Implications of field $\mathbf{F}$ with characteristic $0$.

Question

I am required to show that given any field $\mathbf{F}$ of characteristic zero the set $\mathbf{Q}$ of all rational numbers is a subset of $\mathbf{F}$.

The following is my attempt at the problem is it correct?

Proof. Since $\mathbf{F}$ is a field of characteristic zero it follows that $\forall n\in\mathbf{N}\left(\sum_{j=1}^{n}1\neq 0\right)$ consequently given any arbitrary rational number $\phi = \frac{p}{q}$ where $q\ne 0$ it follows that $p = (\sum_{j=1}^{p}1)\in\mathbf{F}$ and $q = (\sum_{j=1}^{q}1)\in\mathbf{F}$ since $q\neq 0$ we can deduce using the axioms of a field that $\frac{1}{q}\in\mathbf{F}$ and by extension reason that $\frac{p}{q}\in\mathbf{F}$.

$\blacksquare$

Answer 1

There are several problems (some of which were mentioned in the comments):

1. The statement is false.
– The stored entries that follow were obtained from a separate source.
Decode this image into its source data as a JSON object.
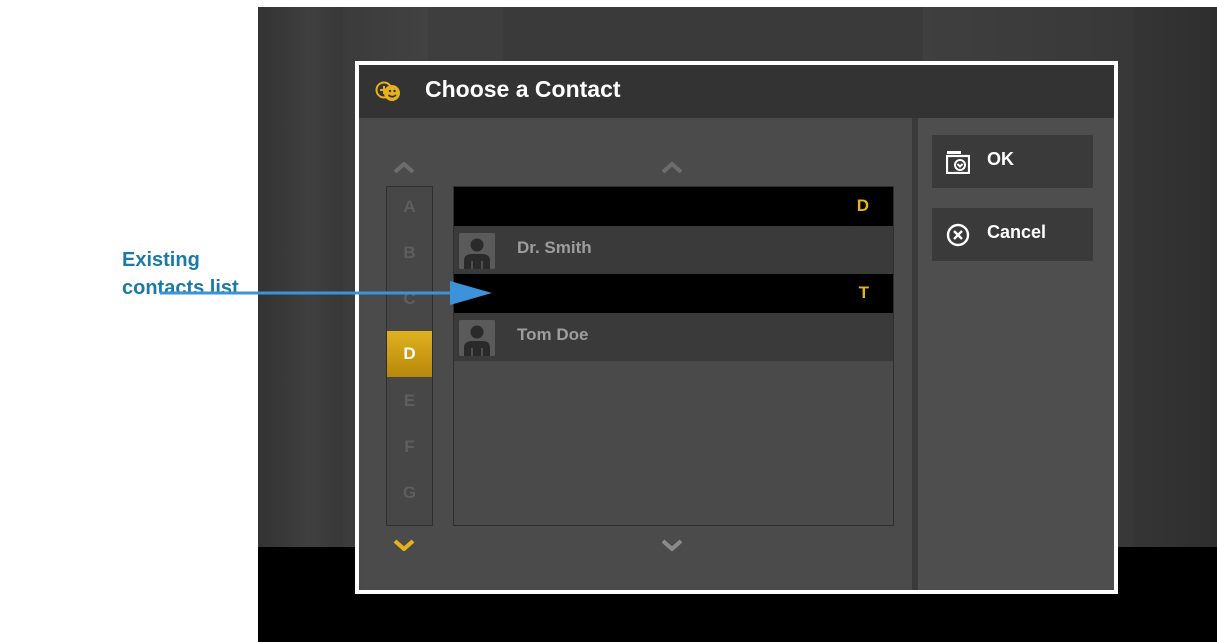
{
  "annotation": {
    "line1": "Existing",
    "line2": "contacts list"
  },
  "dialog": {
    "title": "Choose a Contact"
  },
  "alphabet": {
    "letters": [
      "A",
      "B",
      "C",
      "D",
      "E",
      "F",
      "G"
    ],
    "selected": "D"
  },
  "contacts": {
    "groups": [
      {
        "letter": "D",
        "name": "Dr. Smith"
      },
      {
        "letter": "T",
        "name": "Tom Doe"
      }
    ]
  },
  "buttons": {
    "ok": "OK",
    "cancel": "Cancel"
  },
  "colors": {
    "accent": "#e6b21c",
    "annotation": "#1b7aa6",
    "arrow": "#3d93d9"
  },
  "icons": {
    "title": "contacts-icon",
    "scroll_up": "chevron-up-icon",
    "scroll_down": "chevron-down-icon",
    "avatar": "person-silhouette-icon",
    "ok": "inbox-check-icon",
    "cancel": "circle-x-icon"
  }
}
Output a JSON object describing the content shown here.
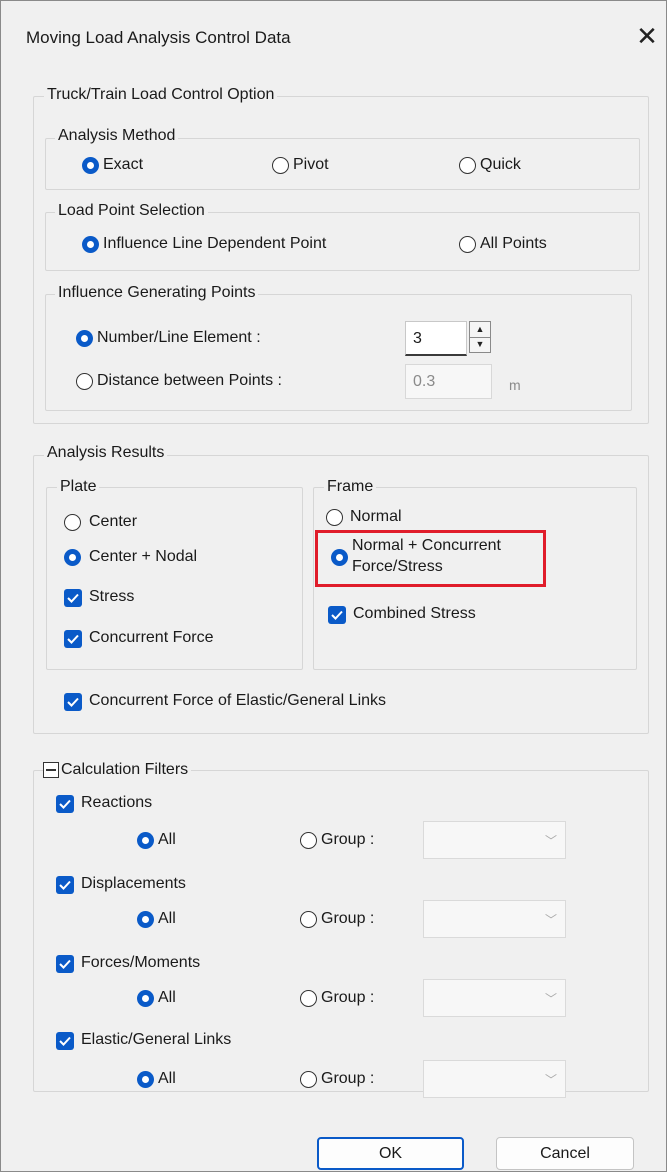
{
  "window": {
    "title": "Moving Load Analysis Control Data",
    "close_glyph": "✕"
  },
  "truck": {
    "legend": "Truck/Train Load Control Option",
    "analysis_method": {
      "legend": "Analysis Method",
      "options": [
        "Exact",
        "Pivot",
        "Quick"
      ],
      "selected": "Exact"
    },
    "load_point": {
      "legend": "Load Point Selection",
      "options": [
        "Influence Line Dependent Point",
        "All Points"
      ],
      "selected": "Influence Line Dependent Point"
    },
    "influence": {
      "legend": "Influence Generating Points",
      "number_label": "Number/Line Element :",
      "number_value": "3",
      "distance_label": "Distance between Points :",
      "distance_value": "0.3",
      "distance_unit": "m",
      "selected": "Number/Line Element :"
    }
  },
  "results": {
    "legend": "Analysis Results",
    "plate": {
      "legend": "Plate",
      "center": "Center",
      "center_nodal": "Center + Nodal",
      "stress": "Stress",
      "concurrent": "Concurrent Force",
      "selected": "Center + Nodal"
    },
    "frame": {
      "legend": "Frame",
      "normal": "Normal",
      "normal_concurrent_1": "Normal + Concurrent",
      "normal_concurrent_2": "Force/Stress",
      "combined": "Combined Stress",
      "selected": "Normal + Concurrent Force/Stress"
    },
    "links": "Concurrent Force of Elastic/General Links"
  },
  "filters": {
    "legend": "Calculation Filters",
    "all_label": "All",
    "group_label": "Group :",
    "items": [
      {
        "label": "Reactions",
        "checked": true,
        "selected": "All"
      },
      {
        "label": "Displacements",
        "checked": true,
        "selected": "All"
      },
      {
        "label": "Forces/Moments",
        "checked": true,
        "selected": "All"
      },
      {
        "label": "Elastic/General Links",
        "checked": true,
        "selected": "All"
      }
    ]
  },
  "buttons": {
    "ok": "OK",
    "cancel": "Cancel"
  },
  "colors": {
    "accent": "#0a5ac8",
    "highlight": "#e01c2a"
  }
}
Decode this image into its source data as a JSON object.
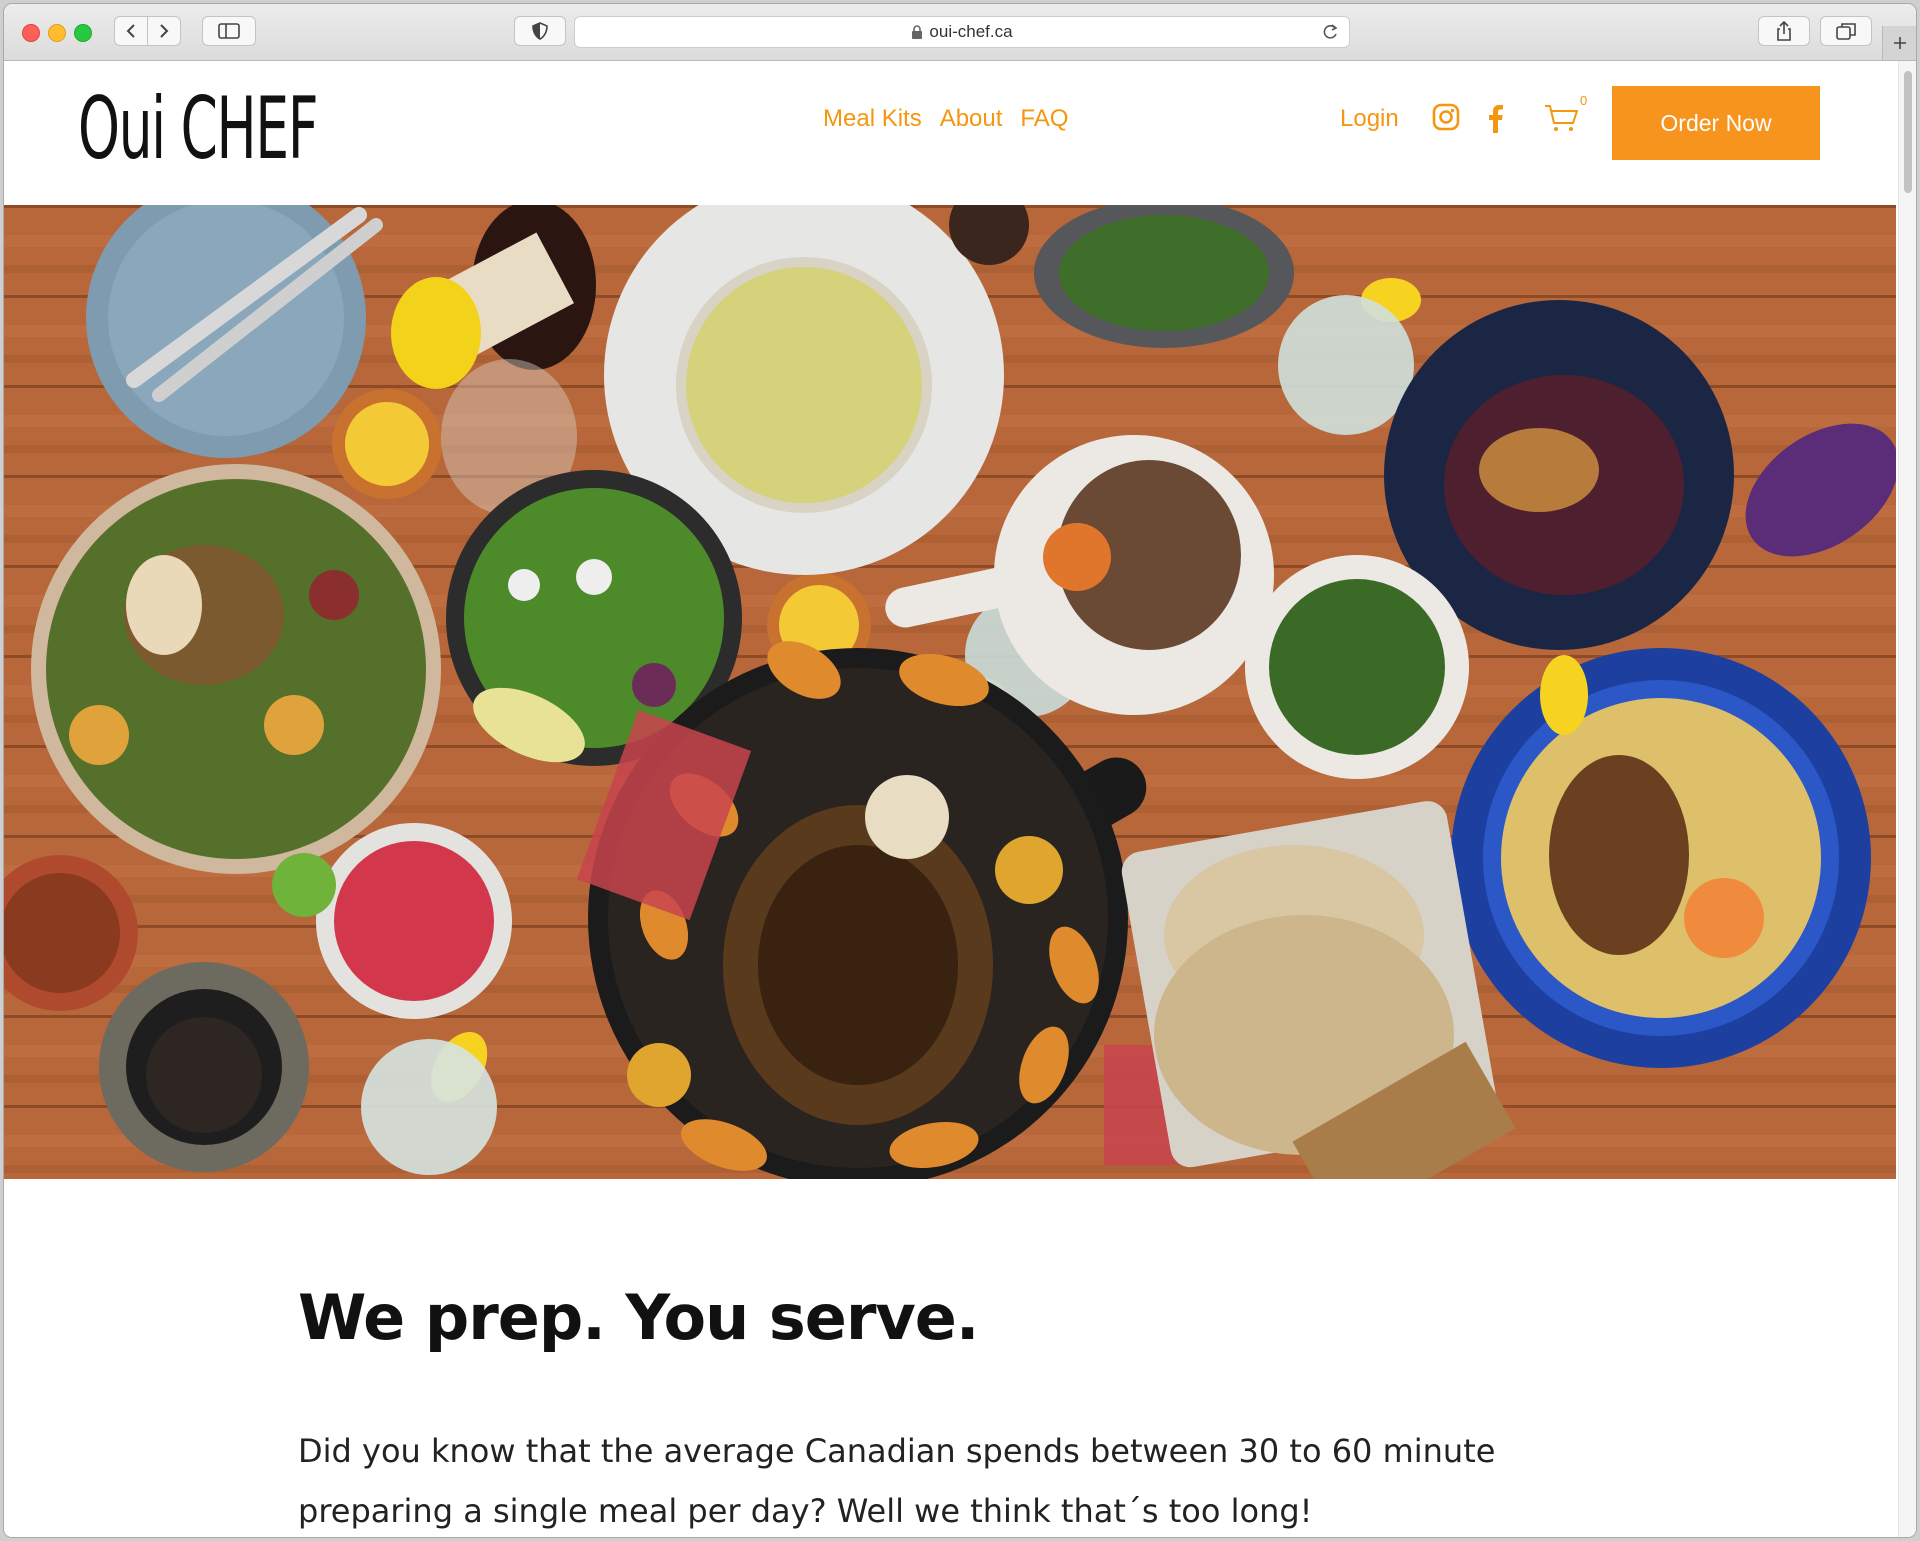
{
  "browser": {
    "url": "oui-chef.ca"
  },
  "site": {
    "logo": "Oui CHEF",
    "nav": [
      "Meal Kits",
      "About",
      "FAQ"
    ],
    "login": "Login",
    "cart_count": "0",
    "order_button": "Order Now",
    "brand_color": "#f7941d"
  },
  "icons": {
    "social": [
      "instagram-icon",
      "facebook-icon"
    ],
    "cart": "cart-icon"
  },
  "content": {
    "headline": "We prep. You serve.",
    "intro": "Did you know that the average Canadian spends between 30 to 60 minute preparing a single meal per day? Well we think that´s too long!"
  }
}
The best you can do is to prove that $\mathbf F$ contains a subfield which is isomorphic to $\mathbb Q$.
2. You assert that you found a way of associating each element of $\mathbb Q$ with an element of $\mathbf F$. No, you did not. To each representation of a positive rational number as $\frac pq$ (with $p,q\in\mathbb N$) you associated an element of $\mathbf F$. But you did not prove that, say $\frac23$ and $\frac69$ are associated with the same number (they should, since they are the same rational number).
3. What about the negative rationals?
4. You still have to proved that this association is a field homomorphism (it is).